If I were doing it, I’d choose no. 1, because it throws up way fewer problems; you can just track the click events (or even the page load events) in the main frame and be done. With the ‘proxy’ approach, you’d need to re-write all the links on a page, even if they crop up in JavaScript-controlled drop-down boxes, etc. I know from bitter experience that this is more or less impossible.

Can you think of any way this could be done? Don’t all rush to answer at once.

3 thoughts on “SalesGenius”

  1. Robbin,
    That’s very interesting. I’m not sure I’d class what SalesGenius is doing as phishing, exactly, but I think it should be mandatory in an outbound SG e-mail to mention that data about the user’s traffic on the website will be gathered by a third-party solution using a proxy system. Having said that:
    a) How is this different (other than technically) from using any third-party web analytics (e.g. GA)solution on the target site?
    b) Would the user understand the difference between a proxy-based data collection solution and one using more conventional tagging – i.e. would it be worth making the distinction for them?

  2. Sorry Ian. I forgot to answer you here where everyone else can see.
    Both a) and b) have the same answer, IMO – this is different than using any third-party WA solution because it is by email address, not by IP address.
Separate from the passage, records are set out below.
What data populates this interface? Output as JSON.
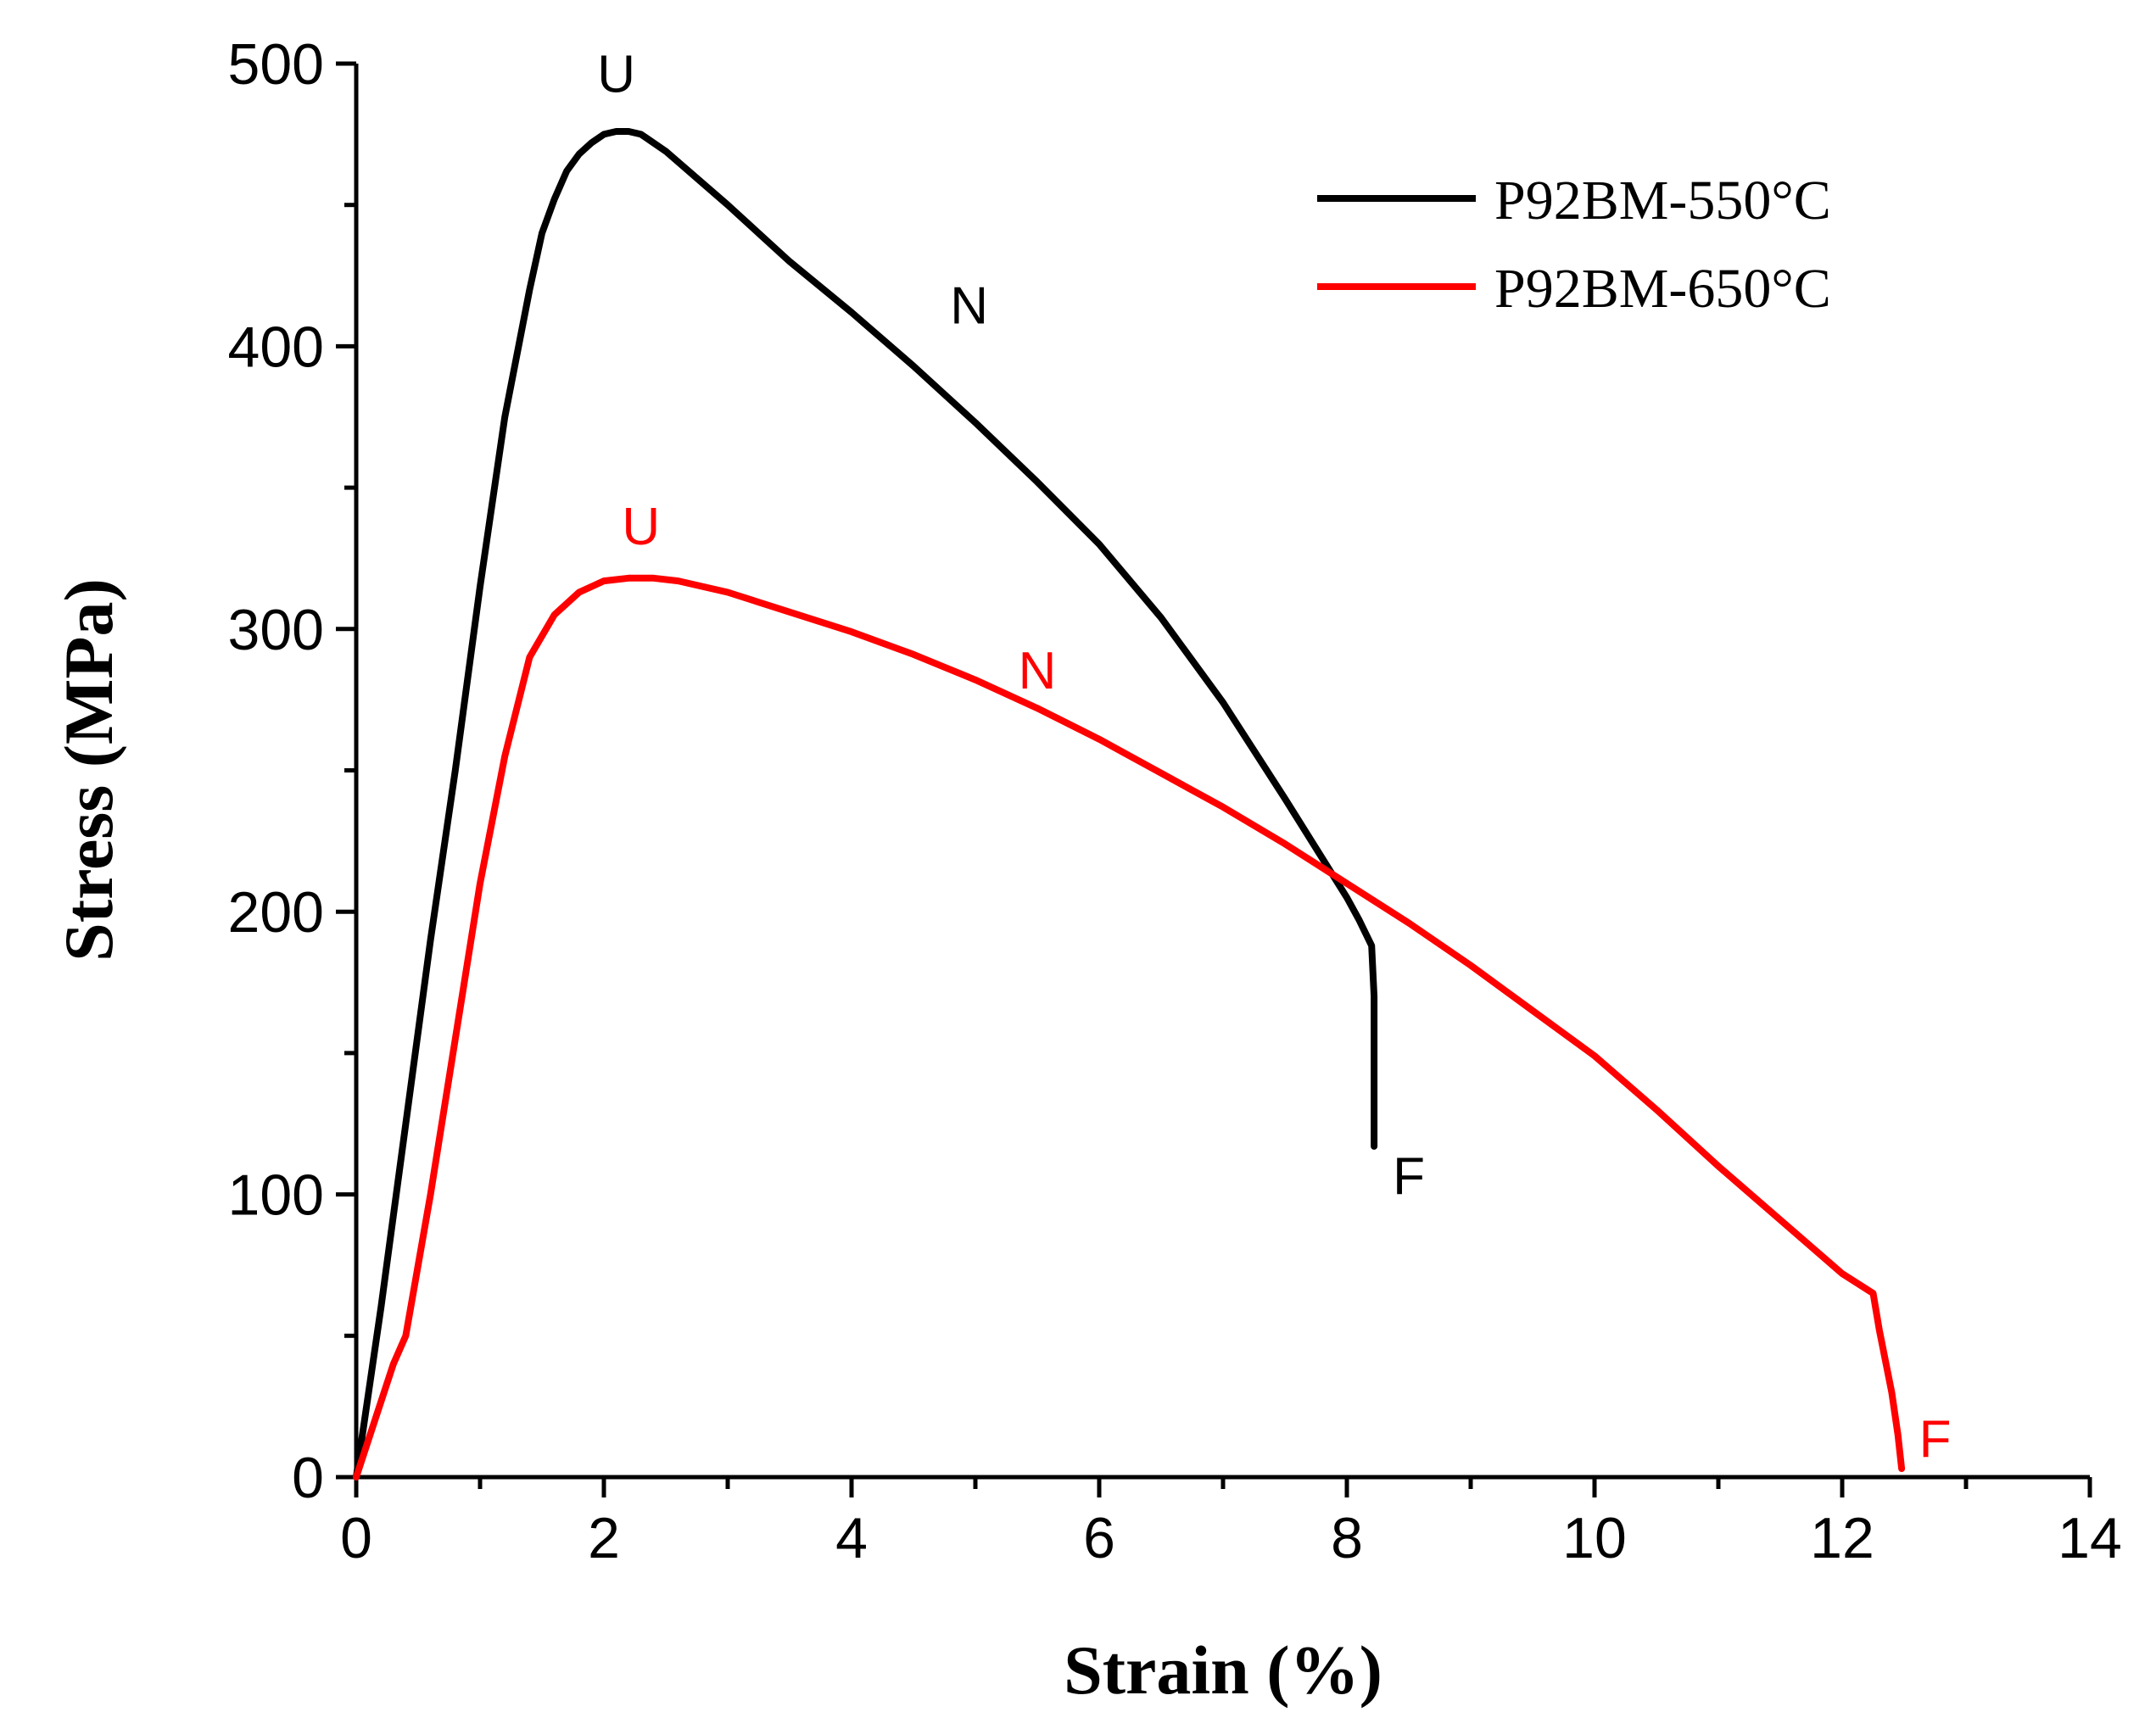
{
  "chart_data": {
    "type": "line",
    "title": "",
    "xlabel": "Strain (%)",
    "ylabel": "Stress (MPa)",
    "xlim": [
      0,
      14
    ],
    "ylim": [
      0,
      500
    ],
    "xticks": [
      0,
      2,
      4,
      6,
      8,
      10,
      12,
      14
    ],
    "yticks": [
      0,
      100,
      200,
      300,
      400,
      500
    ],
    "x_minor_step": 1,
    "y_minor_step": 50,
    "grid": false,
    "legend_position": "top-right",
    "series": [
      {
        "name": "P92BM-550°C",
        "color": "#000000",
        "x": [
          0,
          0.2,
          0.4,
          0.6,
          0.8,
          1.0,
          1.2,
          1.4,
          1.5,
          1.6,
          1.7,
          1.8,
          1.9,
          2.0,
          2.1,
          2.2,
          2.3,
          2.5,
          3.0,
          3.5,
          4.0,
          4.5,
          5.0,
          5.5,
          6.0,
          6.5,
          7.0,
          7.5,
          8.0,
          8.1,
          8.2,
          8.22,
          8.22,
          8.22
        ],
        "y": [
          0,
          60,
          125,
          190,
          250,
          315,
          375,
          420,
          440,
          452,
          462,
          468,
          472,
          475,
          476,
          476,
          475,
          469,
          450,
          430,
          412,
          393,
          373,
          352,
          330,
          304,
          274,
          240,
          205,
          197,
          188,
          170,
          140,
          117
        ]
      },
      {
        "name": "P92BM-650°C",
        "color": "#ff0000",
        "x": [
          0,
          0.15,
          0.3,
          0.4,
          0.6,
          0.8,
          1.0,
          1.2,
          1.4,
          1.6,
          1.8,
          2.0,
          2.2,
          2.4,
          2.6,
          3.0,
          3.5,
          4.0,
          4.5,
          5.0,
          5.5,
          6.0,
          6.5,
          7.0,
          7.5,
          8.0,
          8.5,
          9.0,
          9.5,
          10.0,
          10.5,
          11.0,
          11.5,
          12.0,
          12.25,
          12.3,
          12.4,
          12.45,
          12.48
        ],
        "y": [
          0,
          20,
          40,
          50,
          100,
          155,
          210,
          255,
          290,
          305,
          313,
          317,
          318,
          318,
          317,
          313,
          306,
          299,
          291,
          282,
          272,
          261,
          249,
          237,
          224,
          210,
          196,
          181,
          165,
          149,
          130,
          110,
          91,
          72,
          65,
          52,
          30,
          15,
          3
        ]
      }
    ],
    "annotations": [
      {
        "text": "U",
        "x": 2.1,
        "y": 490,
        "color": "#000000"
      },
      {
        "text": "N",
        "x": 4.95,
        "y": 408,
        "color": "#000000"
      },
      {
        "text": "F",
        "x": 8.5,
        "y": 100,
        "color": "#000000"
      },
      {
        "text": "U",
        "x": 2.3,
        "y": 330,
        "color": "#ff0000"
      },
      {
        "text": "N",
        "x": 5.5,
        "y": 279,
        "color": "#ff0000"
      },
      {
        "text": "F",
        "x": 12.75,
        "y": 7,
        "color": "#ff0000"
      }
    ]
  }
}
So the user doesn’t necessarily understand the difference between proxy-based data collection and conventional tagging but they sure do understand the difference between their IP address showing up and their email address showing up.
    Having said that, I suppose that every sales letter I send out could include unique campaign code so that I always knew the name of the person who came (to the extent that they didn’t forward it to someone else) and then could do the same thing. So maybe you are right, except for the hassle affect, which is why SalesGenius started this — if if were so easy/effective to individually code every link in an email with person-specific campaign code, they would have no market.
    Separately – why would you consider your Technorati stats to be the gold standard instead of your FeedBurner stats?